While the dystopian reality where biological men can punch women drew attention to the corruptible power of these organizations, their backwards thinking coupled with seemingly unquestioned authority has been destroying female opportunity for a long time. It’s increasingly dominating my sport of volleyball, and in many cases, literally adding insult to injury.  

USAV says they “build, create and support a safe, inclusive and positive volleyball experience and a lifetime of opportunity for all,” out of one side of their mouth, but allow men to displace women out of the other — compromising both safety and fairness for all the women competing.  

Their current guidelines allow male participation in “girls” leagues as long as they take synthetic hormones, depending on the age. These regulations are looser than USA Boxing!  

Far from comprehensive, they neglect male advantages untouched by synthetic hormones, for instance, height (which is one of the greatest advantages to a volleyball player on the front row). Men’s nets following USAV regulation stand over seven inches higher than the women’s net. League officials clearly know the advantage exists; they just choose to ignore it for the sake of a woke agenda.  

Several years ago, as a college athlete-hopeful, these discriminatory policies almost robbed me of a chance to achieve my dreams.  

Club volleyball is the gateway to college volleyball. It’s any athlete’s best shot at recruitment. College coaches need the practical opportunity to evaluate as many prospects as possible in a single weekend. This creates a monopoly of opportunity and choke-holds girls into USAV compliance.  

I missed my prom, traveled most weekends in-season, and drove over an hour nearly every day to a competitive club. It was also a heavy financial burden on my parents, but one they were willing to make as it could eventually pay off in college scholarship money.  

At one of these tournaments, in front of college scouts, I had to play against a boy on a “girls’” team. All the time and effort I placed into refining my skills suddenly didn’t matter as much anymore. The vertical jump I spent years trying to increase was weak compared to my opponent’s. Of course, his benefitted greatly because of his sex.  

I walked away feeling cheated but assumed USAV would put a stop to it. I was horribly wrong. Why would they? There is no accountability keeping them in check, so there is no incentive in defying political pressures to maintain fairness. 

The corruption in these organizations is not confined to domestic play. Because of the 1978 bill, their rules help determine what athletes represent us in the Olympics.  

Not only do rules like USAV’s rob women and girls of a fair chance to compete in the Olympics, but they also send a clear message to the world: the best women athletes in the U.S. are biological men. We’re supposed to stand as the country of opportunity. How ironic! 

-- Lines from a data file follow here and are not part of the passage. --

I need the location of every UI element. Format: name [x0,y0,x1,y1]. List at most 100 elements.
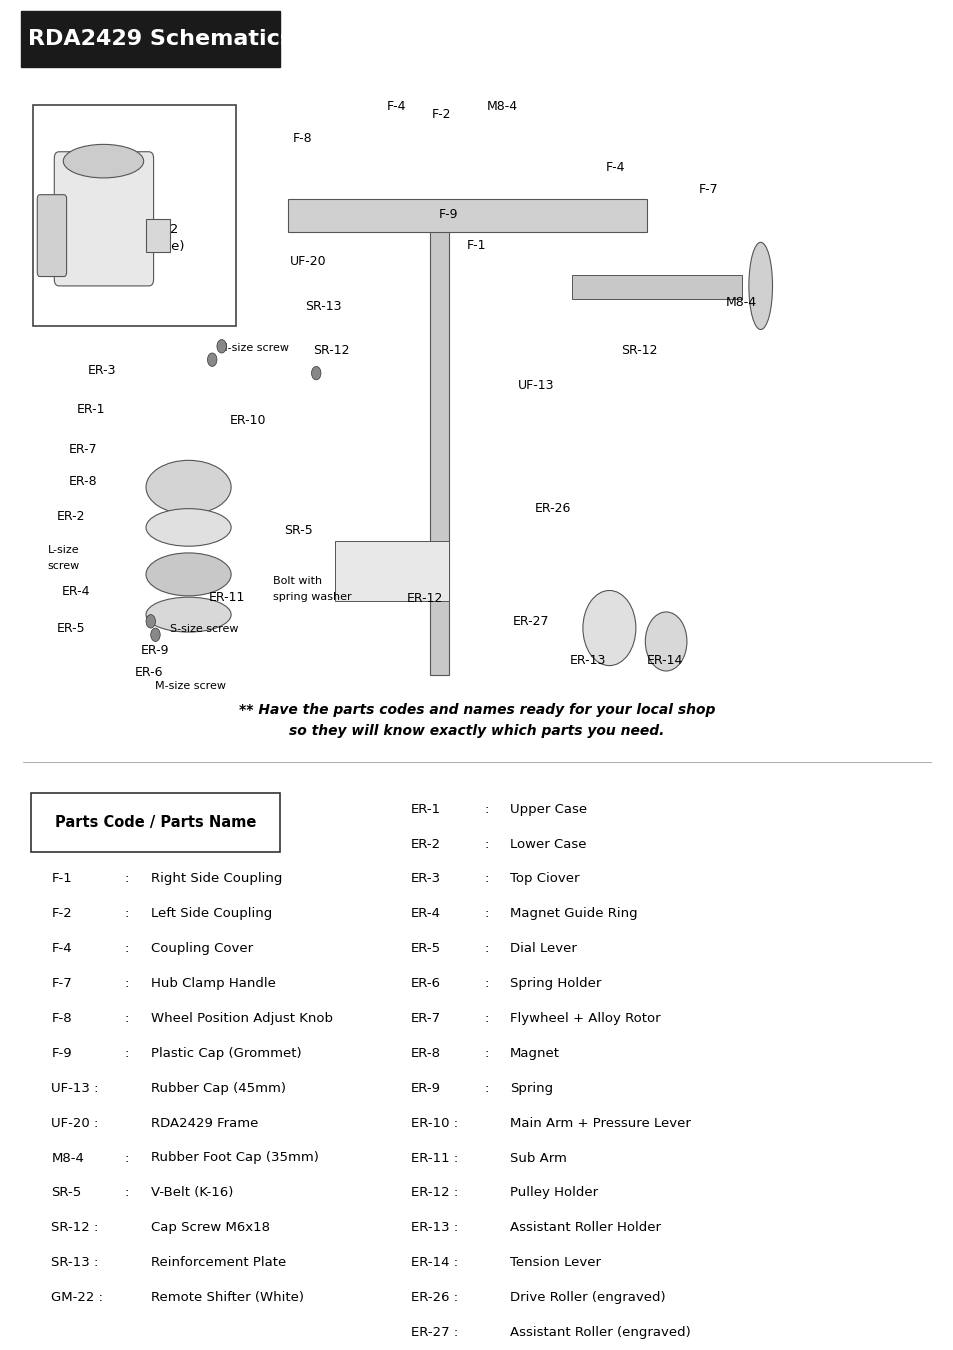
Circle shape [644,612,686,671]
Text: Right Side Coupling: Right Side Coupling [151,872,282,886]
Text: M8-4: M8-4 [486,100,517,112]
Text: F-8: F-8 [51,1012,72,1025]
Text: :: : [484,837,488,850]
Text: Rubber Foot Cap (35mm): Rubber Foot Cap (35mm) [151,1152,318,1165]
Ellipse shape [146,509,231,547]
Text: ER-12: ER-12 [406,593,443,605]
Text: ER-4: ER-4 [411,907,440,921]
Text: ER-1: ER-1 [411,803,440,815]
Text: ER-2: ER-2 [57,510,86,524]
Text: SR-12: SR-12 [620,344,658,356]
Text: L-size: L-size [48,545,79,555]
Text: Assistant Roller Holder: Assistant Roller Holder [510,1222,660,1234]
Ellipse shape [146,554,231,595]
Text: V-Belt (K-16): V-Belt (K-16) [151,1187,233,1199]
Text: ER-1: ER-1 [77,402,106,416]
Text: ER-13: ER-13 [569,653,605,667]
Text: :: : [484,942,488,956]
Text: Main Arm + Pressure Lever: Main Arm + Pressure Lever [510,1116,690,1130]
FancyBboxPatch shape [54,151,153,286]
Ellipse shape [146,460,231,514]
Text: RDA2429 Schematics: RDA2429 Schematics [28,30,293,49]
Text: Dial Lever: Dial Lever [510,942,577,956]
Text: Cap Screw M6x18: Cap Screw M6x18 [151,1222,270,1234]
Circle shape [582,590,636,666]
Ellipse shape [63,144,144,178]
Text: :: : [125,977,130,990]
Text: ER-10 :: ER-10 : [411,1116,457,1130]
Ellipse shape [748,242,772,329]
Text: Magnet Guide Ring: Magnet Guide Ring [510,907,637,921]
Text: F-1: F-1 [467,239,486,252]
Bar [146,219,170,252]
Text: ER-6: ER-6 [134,666,163,679]
Text: ER-10: ER-10 [230,413,266,427]
Text: Spring: Spring [510,1081,553,1095]
Text: ER-11: ER-11 [209,591,245,603]
FancyBboxPatch shape [37,194,67,277]
Text: F-2: F-2 [431,108,451,120]
Text: F-9: F-9 [51,1046,72,1060]
Bar [335,541,448,601]
Text: :: : [484,872,488,886]
Text: Left Side Coupling: Left Side Coupling [151,907,272,921]
Text: ER-4: ER-4 [62,586,91,598]
Bar [23,72,930,836]
Text: ** Have the parts codes and names ready for your local shop
so they will know ex: ** Have the parts codes and names ready … [238,703,715,738]
Text: spring washer: spring washer [273,593,351,602]
Bar [288,198,646,232]
Text: GM-22
(R type): GM-22 (R type) [131,223,184,252]
Text: :: : [125,1187,130,1199]
Text: :: : [125,907,130,921]
Text: S-size screw: S-size screw [170,625,238,634]
Text: Spring Holder: Spring Holder [510,977,600,990]
Text: ER-7: ER-7 [69,443,97,456]
Bar [571,275,741,300]
Text: ER-2: ER-2 [411,837,440,850]
Text: M8-4: M8-4 [51,1152,84,1165]
Text: F-9: F-9 [438,208,457,221]
Text: ER-5: ER-5 [57,621,86,634]
Text: :: : [484,977,488,990]
Text: Pulley Holder: Pulley Holder [510,1187,598,1199]
FancyBboxPatch shape [21,11,280,68]
Text: F-8: F-8 [293,132,313,144]
Text: F-4: F-4 [605,162,624,174]
Text: Wheel Position Adjust Knob: Wheel Position Adjust Knob [151,1012,333,1025]
Circle shape [207,352,216,366]
Text: Rubber Cap (45mm): Rubber Cap (45mm) [151,1081,286,1095]
Text: Drive Roller (engraved): Drive Roller (engraved) [510,1291,665,1304]
Text: :: : [125,1046,130,1060]
Text: M8-4: M8-4 [725,296,757,309]
Text: UF-13 :: UF-13 : [51,1081,99,1095]
Circle shape [312,366,320,379]
Text: SR-5: SR-5 [284,524,313,536]
Text: ER-3: ER-3 [88,364,115,377]
Text: F-1: F-1 [51,872,72,886]
Text: Tension Lever: Tension Lever [510,1256,600,1269]
Text: Sub Arm: Sub Arm [510,1152,566,1165]
Text: ER-9: ER-9 [411,1081,440,1095]
Text: ER-9: ER-9 [140,644,169,657]
Text: ER-7: ER-7 [411,1012,440,1025]
Text: :: : [484,907,488,921]
Text: GM-22 :: GM-22 : [51,1291,103,1304]
Text: Plastic Cap (Grommet): Plastic Cap (Grommet) [151,1046,301,1060]
Text: F-7: F-7 [51,977,72,990]
FancyBboxPatch shape [30,792,280,852]
Bar [32,105,235,327]
Text: Parts Code / Parts Name: Parts Code / Parts Name [54,815,256,830]
Bar [429,205,448,675]
Text: ER-14 :: ER-14 : [411,1256,457,1269]
Text: ER-26 :: ER-26 : [411,1291,457,1304]
Text: SR-12 :: SR-12 : [51,1222,99,1234]
Text: ER-6: ER-6 [411,977,440,990]
Text: Remote Shifter (White): Remote Shifter (White) [151,1291,303,1304]
Text: Top Ciover: Top Ciover [510,872,579,886]
Text: SR-13 :: SR-13 : [51,1256,99,1269]
Text: Assistant Roller (engraved): Assistant Roller (engraved) [510,1326,690,1339]
Text: ER-5: ER-5 [411,942,440,956]
Circle shape [151,628,160,641]
Text: ER-8: ER-8 [411,1046,440,1060]
Text: SR-13: SR-13 [305,300,342,313]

We must stop this clear signal not only for the sake of international affairs, but for the little girls inside our borders. The ones who look to the Olympic athletes as examples of opportunity, as hope for what they can achieve.  

What message will she receive when the “women’s” court is dominated by men? The same message I received from the USAV when they sacrificed my fair shot to affirm the feelings of a biological boy.  

That is why Steube and Tuberville’s bill, the “Protection of Women in Olympic and Amateur Sports Act” is necessary. It is past time we push back against this regression and protect female opportunity in sports.  

Sports-specific organizations have abused their power for decades. We cannot continue to allow their perverse policies to extend to U.S. participation in the Olympics if their definition of a “female athlete” isn’t female at all.